A common issue when developing extensions for the Adobe Creative Cloud applications is that debugging ExtendScript is rather cumbersome. The integrated debugging tools only allow debugging the client-sided CEP code. Therefore developers usually resort to either using the ExtendScript Toolkit CC or to using Visual Studio Code with the ExtendScript debugger plugin installed. In this article, we’ll have a look at another useful extension: The ExtendScript Developer Tools allow running ExtendScript commands from within an extension in most Adobe applications. This enables you to test ExtendScript commands or even run whole JSX files without having to reload them. It also enables you to inspect the adobe API as well as variables and functions of loaded extensions.
ExtendScript Developer Tools
This article deals with the ExtendScript Developer Tools plugin for the Adobe Creative Cloud applications. Use below buttons to learn more.
Running ExtendScript Commands
The Extendscript Developer Console allows executing any ExtendScript command such as app.activeDocument in Photoshop or app.setSDKEventMessage(text, level) in Premiere Pro. In the following screencast you can see the debug console functionality in action:
By swiching to the Inspect tab you can inspect all fields in the global namespace ($.global) of the Adobe application you are developing for. Below you can see how this is used to learn more about the structure of the app object. As you can see the tool can be used to understand which information can be retrieved from the activeLayer field.

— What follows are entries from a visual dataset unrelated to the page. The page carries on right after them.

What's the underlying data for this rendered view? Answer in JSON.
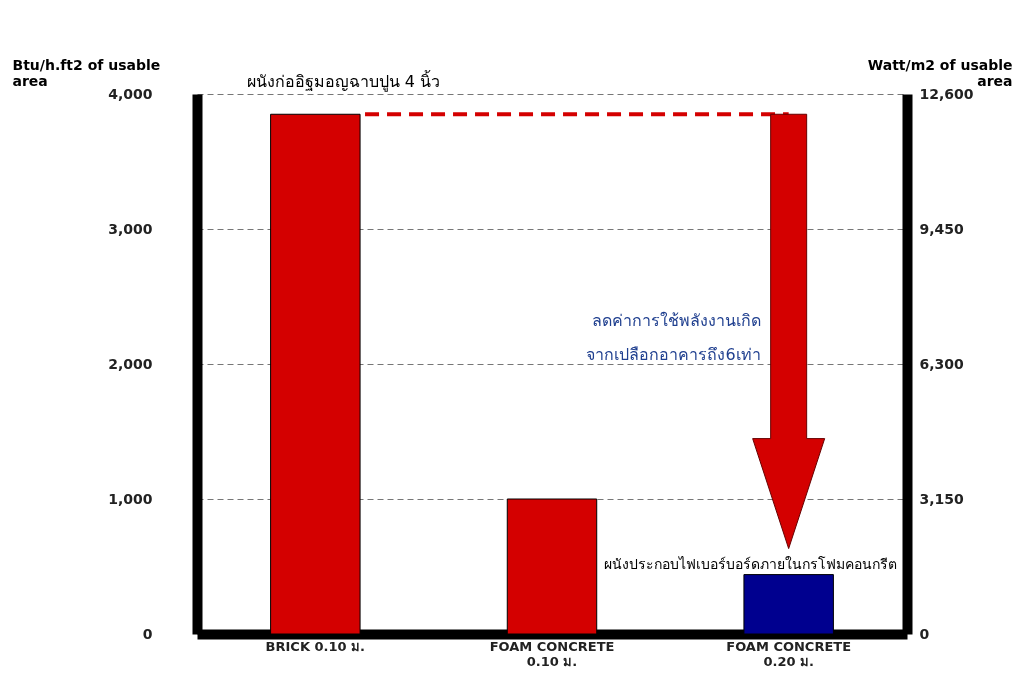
{
  "chart_data": {
    "type": "bar",
    "title": "ผนังก่ออิฐมอญฉาบปูน 4 นิ้ว",
    "ylabel": "Btu/h.ft2 of usable area",
    "y2label": "Watt/m2 of usable area",
    "categories": [
      "BRICK 0.10 ม.",
      "FOAM CONCRETE 0.10 ม.",
      "FOAM CONCRETE 0.20 ม."
    ],
    "values": [
      3850,
      1000,
      440
    ],
    "colors": [
      "#d40000",
      "#d40000",
      "#00008f"
    ],
    "ylim": [
      0,
      4000
    ],
    "yticks": [
      0,
      {
        "value": 1000,
        "label": "1,000"
      },
      {
        "value": 2000,
        "label": "2,000"
      },
      {
        "value": 3000,
        "label": "3,000"
      },
      {
        "value": 4000,
        "label": "4,000"
      }
    ],
    "y2lim": [
      0,
      12600
    ],
    "y2ticks": [
      0,
      {
        "value": 3150,
        "label": "3,150"
      },
      {
        "value": 6300,
        "label": "6,300"
      },
      {
        "value": 9450,
        "label": "9,450"
      },
      {
        "value": 12600,
        "label": "12,600"
      }
    ],
    "grid": "y",
    "ref_lines": [
      {
        "axis": "y",
        "value": 3850,
        "label": null,
        "color": "#d40000",
        "line_style": "dashed"
      }
    ],
    "annotations": [
      "ลดค่าการใช้พลังงานเกิด",
      "จากเปลือกอาคารถึง6เท่า",
      {
        "text": "ผนังประกอบไฟเบอร์บอร์ดภายในกรโฟมคอนกรีต",
        "x": "FOAM CONCRETE 0.20 ม.",
        "y": 440
      }
    ]
  }
}
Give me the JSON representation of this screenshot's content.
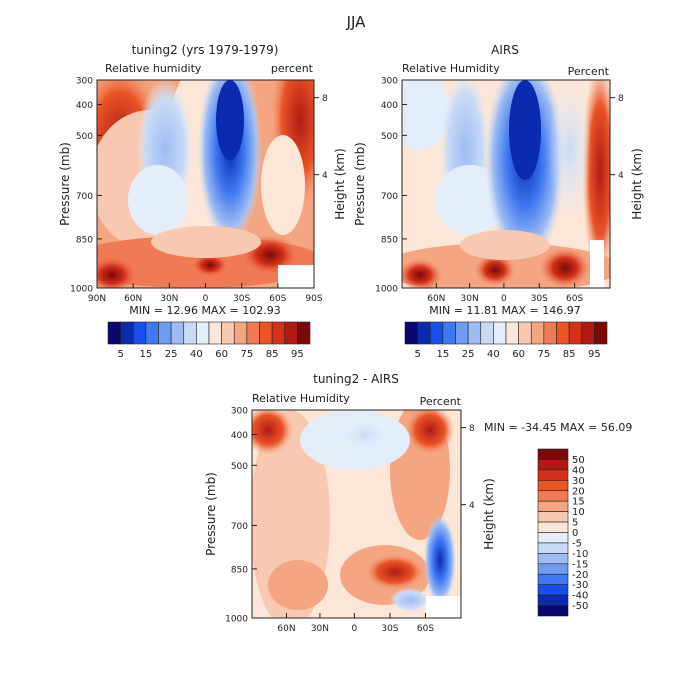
{
  "page_title": "JJA",
  "colors": {
    "abs_scale": [
      "#08086e",
      "#0a2bb0",
      "#1a4ee8",
      "#3f78f0",
      "#6f9cf0",
      "#9ebcf2",
      "#c8daf6",
      "#e4eefa",
      "#fbe6d8",
      "#f8c9b0",
      "#f4a582",
      "#f07a55",
      "#ea5426",
      "#d4301a",
      "#b01a14",
      "#7a0a0a"
    ],
    "diff_scale": [
      "#08086e",
      "#0a2bb0",
      "#1a4ee8",
      "#3f78f0",
      "#6f9cf0",
      "#9ebcf2",
      "#c8daf6",
      "#e4eefa",
      "#fbe6d8",
      "#f8c9b0",
      "#f4a582",
      "#f07a55",
      "#ea5426",
      "#d4301a",
      "#b01a14",
      "#7a0a0a"
    ]
  },
  "chart_data": [
    {
      "type": "heatmap",
      "title": "tuning2 (yrs 1979-1979)",
      "variable_label": "Relative humidity",
      "units_label": "percent",
      "ylabel": "Pressure (mb)",
      "y2label": "Height (km)",
      "yticks": [
        "300",
        "400",
        "500",
        "700",
        "850",
        "1000"
      ],
      "y2ticks": [
        "8",
        "4"
      ],
      "xticks": [
        "90N",
        "60N",
        "30N",
        "0",
        "30S",
        "60S",
        "90S"
      ],
      "stats": "MIN =   12.96   MAX =  102.93",
      "colorbar_labels": [
        "5",
        "15",
        "25",
        "40",
        "60",
        "75",
        "85",
        "95"
      ]
    },
    {
      "type": "heatmap",
      "title": "AIRS",
      "variable_label": "Relative Humidity",
      "units_label": "Percent",
      "ylabel": "Pressure (mb)",
      "y2label": "Height (km)",
      "yticks": [
        "300",
        "400",
        "500",
        "700",
        "850",
        "1000"
      ],
      "y2ticks": [
        "8",
        "4"
      ],
      "xticks": [
        "60N",
        "30N",
        "0",
        "30S",
        "60S"
      ],
      "stats": "MIN =   11.81   MAX =  146.97",
      "colorbar_labels": [
        "5",
        "15",
        "25",
        "40",
        "60",
        "75",
        "85",
        "95"
      ]
    },
    {
      "type": "heatmap",
      "title": "tuning2 - AIRS",
      "variable_label": "Relative Humidity",
      "units_label": "Percent",
      "ylabel": "Pressure (mb)",
      "y2label": "Height (km)",
      "yticks": [
        "300",
        "400",
        "500",
        "700",
        "850",
        "1000"
      ],
      "y2ticks": [
        "8",
        "4"
      ],
      "xticks": [
        "60N",
        "30N",
        "0",
        "30S",
        "60S"
      ],
      "stats": "MIN = -34.45   MAX =  56.09",
      "colorbar_labels": [
        "50",
        "40",
        "30",
        "20",
        "15",
        "10",
        "5",
        "0",
        "-5",
        "-10",
        "-15",
        "-20",
        "-30",
        "-40",
        "-50"
      ]
    }
  ]
}
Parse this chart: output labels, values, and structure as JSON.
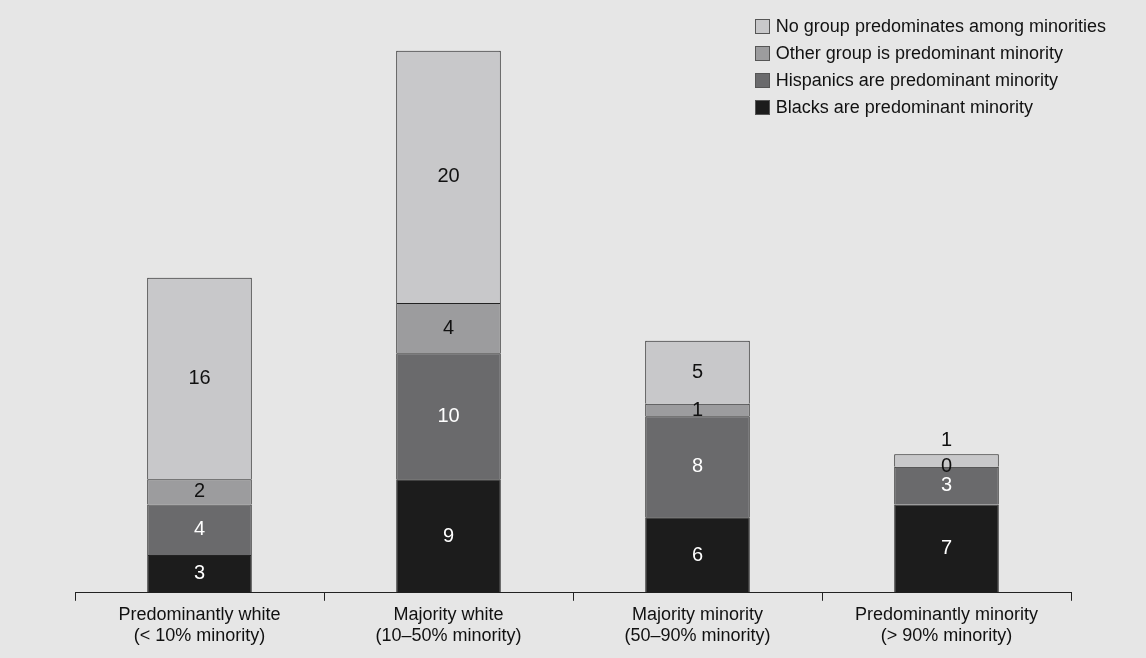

By entering the respective commands in the console you can easily change layer settings such as the opacity, name, blend mode, etc.
You can also inspect any object that is visible in the console. For example when calling qe.project.getActiveSequence() in Adobe Premiere Pro you can simply click on the inspect icon next to the returned object to inspect it. In the gif below you can see how an object created from console is inspected in the inspector:
The ExtendScript Developer Tools include a simple code editor that allows you to load and run custom ExtendScript files (JSX files). You can inspect variables and results that are generated when running code from the code editor in the inspect tab.